Thirty-one years, last Wednesday. We celebrated vows made just before Christmas. Evergreen garland and bridesmaids in velvet, and is it any wonder I tend toward romance this time of year? For better, for worse, for richer, for poorer, in sickness and in health, to love and to cherish, till death do us part…


And to love is to suffer with.


GOD WITH US. Taking on flesh to suffer, here in our midst.


Last week my son asked me if I planned to get the vaccination. “I don’t know.” I answered honestly, admitting, I’d never before willingly chosen a needle. Nothing principled. Just unholy fear. “But today in the car…” I told Jimmy about hearing this nurse on the radio, imploring people to donate blood. And there it was, clear as audible, Holy Spirit. And this picture. Me, following Jesus. And blood the most obvious gift.

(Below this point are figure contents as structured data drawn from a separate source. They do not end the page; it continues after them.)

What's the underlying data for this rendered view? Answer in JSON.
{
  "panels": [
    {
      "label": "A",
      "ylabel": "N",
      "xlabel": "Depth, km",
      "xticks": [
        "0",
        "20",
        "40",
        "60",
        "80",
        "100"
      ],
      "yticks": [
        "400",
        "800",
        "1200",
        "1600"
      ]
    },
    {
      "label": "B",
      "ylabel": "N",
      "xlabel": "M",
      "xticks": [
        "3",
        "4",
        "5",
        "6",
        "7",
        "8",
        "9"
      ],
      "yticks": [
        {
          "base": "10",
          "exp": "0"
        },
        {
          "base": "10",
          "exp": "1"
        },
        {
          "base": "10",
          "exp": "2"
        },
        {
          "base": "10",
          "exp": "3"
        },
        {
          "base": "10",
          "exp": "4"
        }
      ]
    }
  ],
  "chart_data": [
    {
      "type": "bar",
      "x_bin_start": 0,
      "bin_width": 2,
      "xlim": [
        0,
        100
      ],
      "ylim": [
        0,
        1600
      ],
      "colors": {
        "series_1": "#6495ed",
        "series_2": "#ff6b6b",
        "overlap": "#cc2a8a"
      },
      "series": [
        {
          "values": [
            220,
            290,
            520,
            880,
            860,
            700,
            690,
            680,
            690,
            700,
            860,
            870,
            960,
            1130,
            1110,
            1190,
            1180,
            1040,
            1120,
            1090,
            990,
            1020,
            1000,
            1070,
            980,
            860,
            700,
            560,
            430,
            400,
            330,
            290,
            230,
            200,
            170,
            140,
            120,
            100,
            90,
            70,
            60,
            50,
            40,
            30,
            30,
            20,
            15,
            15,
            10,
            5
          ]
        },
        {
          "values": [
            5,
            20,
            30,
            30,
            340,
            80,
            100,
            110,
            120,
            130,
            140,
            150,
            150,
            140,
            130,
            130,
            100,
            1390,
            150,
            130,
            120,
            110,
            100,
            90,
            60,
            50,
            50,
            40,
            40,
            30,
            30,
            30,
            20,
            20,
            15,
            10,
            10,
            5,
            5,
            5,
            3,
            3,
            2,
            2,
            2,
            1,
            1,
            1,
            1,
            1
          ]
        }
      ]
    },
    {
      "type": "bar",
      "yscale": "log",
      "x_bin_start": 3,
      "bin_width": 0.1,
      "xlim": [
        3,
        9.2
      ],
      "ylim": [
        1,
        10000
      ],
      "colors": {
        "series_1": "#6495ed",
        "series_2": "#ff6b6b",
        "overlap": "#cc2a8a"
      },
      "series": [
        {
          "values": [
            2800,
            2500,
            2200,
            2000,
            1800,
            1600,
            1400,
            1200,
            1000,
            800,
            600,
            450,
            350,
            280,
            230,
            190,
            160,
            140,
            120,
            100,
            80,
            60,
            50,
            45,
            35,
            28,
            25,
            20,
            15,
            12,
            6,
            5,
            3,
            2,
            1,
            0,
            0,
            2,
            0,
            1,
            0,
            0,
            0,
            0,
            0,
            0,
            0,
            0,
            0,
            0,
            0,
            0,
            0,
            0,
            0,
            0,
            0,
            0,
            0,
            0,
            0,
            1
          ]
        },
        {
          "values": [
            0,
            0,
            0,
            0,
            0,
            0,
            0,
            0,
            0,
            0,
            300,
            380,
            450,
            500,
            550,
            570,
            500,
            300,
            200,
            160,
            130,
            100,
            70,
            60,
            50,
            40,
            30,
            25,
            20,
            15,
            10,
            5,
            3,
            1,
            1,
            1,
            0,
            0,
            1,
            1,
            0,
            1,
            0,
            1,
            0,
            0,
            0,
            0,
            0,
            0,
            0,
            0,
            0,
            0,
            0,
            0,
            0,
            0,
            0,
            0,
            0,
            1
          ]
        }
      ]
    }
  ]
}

Do I love enough to suffer with?

Everybody has a story to tell about 2020. A long-suffering theme in every narrative. A year, and a Christmas, of so much surrender, all of us feeling the sacrifice. Like you, I am eager for a new year, a fresh start, a happier chapter. But I am GLAD also—and I believe I mean this—for the stripping down, and the suffering with. Refining. Like gold in a fire, and when we rise next year, perhaps we will leave behind the slog of impurities, to be holier people. People whose LOVE is authentic, because somehow we have suffered

With Jesus.

Who. Before he ever reached the manger, emptied himself of every privilege, every right. He was born into blood-stained hay, unimaginable surrender. He came fulfilling prophecy and weren’t those foretellings raw with the promise of suffering love? And blood?

This week we will celebrate Christmas, and it won’t be normal. But like old Ebenezer, maybe the ghosts of what was, or could have been, will be a reminder. And a portent. This life is nothing if not lived for love, received and given. Sweet Babe of Christmas, suffering with us.

Be humble, thinking of others as better than yourselves. Don’t look out only for your own interests, but take an interest in others, too.

You must have the same attitude that Christ Jesus had.

Though he was God, he did not think of equality with God as something to cling to. Instead, he gave up his divine privileges; he took the humble position of a slave and was born as a human being. When he appeared in human form, he humbled himself in obedience to God and died a criminal’s death on a cross.